13 Decision Trees and Random Forests

Decision trees and random forests are powerful non-parametric methods for both classification and regression problems. Them being non-parametric is really useful as you’re not making any assumptions about the functional relationship between your features and targets.

For example, it completely makes sense to fit a linear regression model predicting salary based on age to the figure on the left, but not so much for the figure on the right! There are clearly some very non-linear patterns happening there, so a non-parametric approach might be more fitting.

13.1 Decision Trees

A good way to tackle that graph on the right is through a decision tree. Decision trees are great as they really mirror the way a human makes, well, decisions. It’s essentially a series of if-then splits that divides up the space in a way that most reduces error.

Let’s take a look at the data for that figure on the right. This is data that I simulated, but does a good job of illustrating the logic behind decision trees. We’ll get to real data later! This simulated dataset is looking at how age and working status influences a person’s yearly income. You can see that we have both working status as well as another column for if the person has rich parents (as some students in school do).

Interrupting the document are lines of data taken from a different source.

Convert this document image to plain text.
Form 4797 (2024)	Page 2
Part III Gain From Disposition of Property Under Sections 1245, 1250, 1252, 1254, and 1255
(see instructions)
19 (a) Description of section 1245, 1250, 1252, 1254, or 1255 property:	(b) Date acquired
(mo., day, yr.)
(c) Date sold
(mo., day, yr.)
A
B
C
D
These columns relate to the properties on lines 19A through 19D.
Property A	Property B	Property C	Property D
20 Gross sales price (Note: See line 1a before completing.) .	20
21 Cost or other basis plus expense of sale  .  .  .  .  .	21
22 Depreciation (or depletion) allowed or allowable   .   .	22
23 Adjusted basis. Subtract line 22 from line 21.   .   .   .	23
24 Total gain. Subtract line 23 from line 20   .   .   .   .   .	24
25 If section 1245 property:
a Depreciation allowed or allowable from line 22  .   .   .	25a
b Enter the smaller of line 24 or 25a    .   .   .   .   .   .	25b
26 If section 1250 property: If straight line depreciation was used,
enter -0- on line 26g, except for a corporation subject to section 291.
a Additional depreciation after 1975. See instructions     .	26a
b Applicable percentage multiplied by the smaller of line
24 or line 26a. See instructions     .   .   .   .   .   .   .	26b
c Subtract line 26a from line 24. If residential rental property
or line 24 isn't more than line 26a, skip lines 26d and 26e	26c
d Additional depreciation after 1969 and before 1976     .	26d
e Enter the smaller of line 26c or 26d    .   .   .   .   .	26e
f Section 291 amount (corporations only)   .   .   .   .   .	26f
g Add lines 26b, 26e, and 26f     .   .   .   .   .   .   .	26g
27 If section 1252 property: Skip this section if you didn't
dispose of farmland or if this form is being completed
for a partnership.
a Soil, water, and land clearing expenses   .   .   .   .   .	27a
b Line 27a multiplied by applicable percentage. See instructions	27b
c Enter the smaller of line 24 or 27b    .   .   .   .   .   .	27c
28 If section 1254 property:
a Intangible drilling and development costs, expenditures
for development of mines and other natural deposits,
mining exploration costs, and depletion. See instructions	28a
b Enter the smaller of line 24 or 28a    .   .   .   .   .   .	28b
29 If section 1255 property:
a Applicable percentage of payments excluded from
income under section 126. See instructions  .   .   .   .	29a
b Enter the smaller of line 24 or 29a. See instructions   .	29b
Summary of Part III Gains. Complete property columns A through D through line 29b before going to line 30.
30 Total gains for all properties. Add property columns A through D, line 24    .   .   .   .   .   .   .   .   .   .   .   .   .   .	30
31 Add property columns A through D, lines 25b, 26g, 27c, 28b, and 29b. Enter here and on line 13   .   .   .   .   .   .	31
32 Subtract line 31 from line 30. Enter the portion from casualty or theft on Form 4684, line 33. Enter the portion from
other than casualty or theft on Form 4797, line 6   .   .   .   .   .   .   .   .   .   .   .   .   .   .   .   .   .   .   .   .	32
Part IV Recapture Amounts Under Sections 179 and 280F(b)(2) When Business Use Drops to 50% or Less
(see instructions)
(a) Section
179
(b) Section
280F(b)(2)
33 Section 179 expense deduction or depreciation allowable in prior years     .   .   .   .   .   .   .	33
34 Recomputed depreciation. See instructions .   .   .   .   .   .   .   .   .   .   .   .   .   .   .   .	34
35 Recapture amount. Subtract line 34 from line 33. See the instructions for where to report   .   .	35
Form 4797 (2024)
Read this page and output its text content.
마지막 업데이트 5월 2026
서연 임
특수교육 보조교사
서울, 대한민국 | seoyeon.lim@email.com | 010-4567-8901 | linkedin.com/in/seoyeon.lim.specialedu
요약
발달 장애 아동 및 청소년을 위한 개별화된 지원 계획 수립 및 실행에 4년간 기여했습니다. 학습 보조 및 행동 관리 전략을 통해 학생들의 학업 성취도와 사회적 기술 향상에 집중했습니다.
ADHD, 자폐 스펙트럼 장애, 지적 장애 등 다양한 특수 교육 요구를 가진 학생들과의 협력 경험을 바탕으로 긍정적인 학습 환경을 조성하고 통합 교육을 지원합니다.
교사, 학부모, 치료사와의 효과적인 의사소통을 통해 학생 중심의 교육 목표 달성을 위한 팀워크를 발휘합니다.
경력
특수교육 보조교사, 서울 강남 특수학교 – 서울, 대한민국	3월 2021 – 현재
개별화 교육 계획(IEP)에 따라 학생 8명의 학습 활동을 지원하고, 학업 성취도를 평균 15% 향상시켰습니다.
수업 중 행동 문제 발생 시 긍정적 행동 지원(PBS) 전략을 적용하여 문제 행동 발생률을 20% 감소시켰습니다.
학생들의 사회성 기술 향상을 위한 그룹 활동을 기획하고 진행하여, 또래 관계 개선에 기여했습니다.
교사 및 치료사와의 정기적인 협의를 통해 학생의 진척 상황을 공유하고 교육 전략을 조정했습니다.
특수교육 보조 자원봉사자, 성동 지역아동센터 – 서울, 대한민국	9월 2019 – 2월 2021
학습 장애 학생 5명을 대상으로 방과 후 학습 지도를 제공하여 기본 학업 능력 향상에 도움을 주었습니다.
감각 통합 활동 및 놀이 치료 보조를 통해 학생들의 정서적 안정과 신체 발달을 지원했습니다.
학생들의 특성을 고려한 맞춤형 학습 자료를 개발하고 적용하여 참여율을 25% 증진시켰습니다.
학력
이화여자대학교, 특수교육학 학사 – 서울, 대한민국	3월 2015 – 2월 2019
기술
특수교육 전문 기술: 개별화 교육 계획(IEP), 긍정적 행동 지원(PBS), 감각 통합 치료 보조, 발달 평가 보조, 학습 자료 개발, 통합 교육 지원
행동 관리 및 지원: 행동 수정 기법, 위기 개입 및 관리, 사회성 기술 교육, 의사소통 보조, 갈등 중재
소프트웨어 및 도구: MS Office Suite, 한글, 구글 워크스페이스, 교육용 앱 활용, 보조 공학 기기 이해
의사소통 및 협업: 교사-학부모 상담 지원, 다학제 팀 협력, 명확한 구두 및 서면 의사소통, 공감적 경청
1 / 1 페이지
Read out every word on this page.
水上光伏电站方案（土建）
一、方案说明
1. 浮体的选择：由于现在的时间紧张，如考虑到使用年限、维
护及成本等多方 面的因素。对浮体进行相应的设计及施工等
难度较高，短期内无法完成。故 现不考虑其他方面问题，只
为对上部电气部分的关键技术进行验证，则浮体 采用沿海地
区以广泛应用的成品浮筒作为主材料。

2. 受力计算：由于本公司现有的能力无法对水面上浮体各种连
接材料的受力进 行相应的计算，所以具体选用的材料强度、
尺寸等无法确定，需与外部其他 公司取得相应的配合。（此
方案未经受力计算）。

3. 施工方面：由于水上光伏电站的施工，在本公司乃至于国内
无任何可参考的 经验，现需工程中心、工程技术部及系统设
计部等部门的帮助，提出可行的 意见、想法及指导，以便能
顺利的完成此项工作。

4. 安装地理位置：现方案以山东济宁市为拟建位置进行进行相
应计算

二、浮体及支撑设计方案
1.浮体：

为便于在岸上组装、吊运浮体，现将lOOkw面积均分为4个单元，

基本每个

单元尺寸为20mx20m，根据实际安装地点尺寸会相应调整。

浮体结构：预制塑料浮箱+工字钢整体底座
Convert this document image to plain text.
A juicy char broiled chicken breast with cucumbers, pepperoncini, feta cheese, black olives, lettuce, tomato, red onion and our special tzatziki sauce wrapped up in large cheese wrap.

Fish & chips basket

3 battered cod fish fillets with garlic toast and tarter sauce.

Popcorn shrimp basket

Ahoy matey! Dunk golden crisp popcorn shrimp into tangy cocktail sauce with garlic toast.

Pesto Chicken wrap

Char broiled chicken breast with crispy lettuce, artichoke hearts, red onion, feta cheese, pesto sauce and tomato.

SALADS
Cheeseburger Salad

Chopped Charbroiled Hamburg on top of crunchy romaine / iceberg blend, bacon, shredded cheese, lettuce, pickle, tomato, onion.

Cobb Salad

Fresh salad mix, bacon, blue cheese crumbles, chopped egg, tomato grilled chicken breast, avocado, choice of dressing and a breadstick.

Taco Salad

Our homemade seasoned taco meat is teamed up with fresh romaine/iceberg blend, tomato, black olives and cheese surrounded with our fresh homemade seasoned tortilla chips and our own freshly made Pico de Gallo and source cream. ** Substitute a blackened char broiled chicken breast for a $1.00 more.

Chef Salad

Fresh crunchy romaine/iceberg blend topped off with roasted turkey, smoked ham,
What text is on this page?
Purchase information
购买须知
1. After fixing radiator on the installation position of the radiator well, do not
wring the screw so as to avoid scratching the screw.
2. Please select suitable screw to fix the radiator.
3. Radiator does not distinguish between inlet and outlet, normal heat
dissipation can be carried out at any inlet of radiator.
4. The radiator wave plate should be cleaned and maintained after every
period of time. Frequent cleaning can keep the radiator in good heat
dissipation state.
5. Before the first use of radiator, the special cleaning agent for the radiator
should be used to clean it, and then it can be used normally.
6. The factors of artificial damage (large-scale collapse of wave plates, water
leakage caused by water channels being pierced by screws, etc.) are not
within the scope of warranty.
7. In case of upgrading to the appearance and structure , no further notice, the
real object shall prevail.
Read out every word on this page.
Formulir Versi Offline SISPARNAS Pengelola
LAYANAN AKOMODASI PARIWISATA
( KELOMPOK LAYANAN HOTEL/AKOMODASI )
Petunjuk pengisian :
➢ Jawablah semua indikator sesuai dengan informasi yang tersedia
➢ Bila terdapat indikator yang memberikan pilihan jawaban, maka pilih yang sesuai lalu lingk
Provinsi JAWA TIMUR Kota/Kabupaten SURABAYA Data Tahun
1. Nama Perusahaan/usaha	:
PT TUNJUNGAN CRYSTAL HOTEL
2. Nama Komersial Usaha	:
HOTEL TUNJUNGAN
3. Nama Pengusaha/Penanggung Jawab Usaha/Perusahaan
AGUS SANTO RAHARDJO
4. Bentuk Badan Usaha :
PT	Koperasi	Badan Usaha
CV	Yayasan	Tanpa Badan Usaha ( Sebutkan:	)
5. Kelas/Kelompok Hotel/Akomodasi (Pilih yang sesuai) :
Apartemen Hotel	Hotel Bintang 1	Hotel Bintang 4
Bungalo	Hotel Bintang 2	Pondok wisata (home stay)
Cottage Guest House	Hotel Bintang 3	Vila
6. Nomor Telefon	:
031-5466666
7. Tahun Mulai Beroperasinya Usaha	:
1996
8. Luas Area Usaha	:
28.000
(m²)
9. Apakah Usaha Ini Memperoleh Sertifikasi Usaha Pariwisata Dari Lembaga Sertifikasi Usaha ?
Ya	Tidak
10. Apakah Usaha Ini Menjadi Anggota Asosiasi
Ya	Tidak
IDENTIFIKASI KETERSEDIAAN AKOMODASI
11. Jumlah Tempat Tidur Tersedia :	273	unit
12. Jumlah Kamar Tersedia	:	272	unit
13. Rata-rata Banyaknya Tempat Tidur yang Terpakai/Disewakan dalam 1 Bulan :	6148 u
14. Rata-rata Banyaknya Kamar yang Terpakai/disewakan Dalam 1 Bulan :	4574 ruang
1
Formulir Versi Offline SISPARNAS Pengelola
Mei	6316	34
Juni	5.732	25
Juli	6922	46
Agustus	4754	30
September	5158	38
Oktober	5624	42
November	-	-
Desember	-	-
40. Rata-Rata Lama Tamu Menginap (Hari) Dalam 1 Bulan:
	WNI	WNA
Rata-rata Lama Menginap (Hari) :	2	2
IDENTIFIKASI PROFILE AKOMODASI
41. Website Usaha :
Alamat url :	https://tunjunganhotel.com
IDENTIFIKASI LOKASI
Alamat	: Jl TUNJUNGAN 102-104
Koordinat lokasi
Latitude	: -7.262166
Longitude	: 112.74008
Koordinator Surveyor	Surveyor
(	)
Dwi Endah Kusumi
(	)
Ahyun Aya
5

income <- read_csv("https://docs.google.com/spreadsheets/d/1ymtFXNEmEc6bOePFgvoHns_x20t16FWJONBuSCieVgY/gviz/tq?tqx=out:csv")
income <- income %>% mutate_if(is.character, as.factor)
summary(income)
##       age            income               group    rich_parents
##  Min.   :14.11   Min.   :   88.58   in_school:55   no :130     
##  1st Qu.:19.41   1st Qu.:10304.53   retired  :50   yes: 25     
##  Median :40.63   Median :19711.97   working  :50               
##  Mean   :40.79   Mean   :29461.89                              
##  3rd Qu.:60.59   3rd Qu.:47705.68                              
##  Max.   :74.23   Max.   :86588.79

Let’s look at the figure again but this time with a legend. Being humans we really naturally start segmenting this up… ‘if you’re in school but don’t have rich parents you make less money than if you have rich parents’ or ‘if you’re retired you don’t make as much money’ or ‘if you’re working you make more money as you age.’ Decision trees use a rather simple algorithm to make these splits for you in a way that best explains the target at hand.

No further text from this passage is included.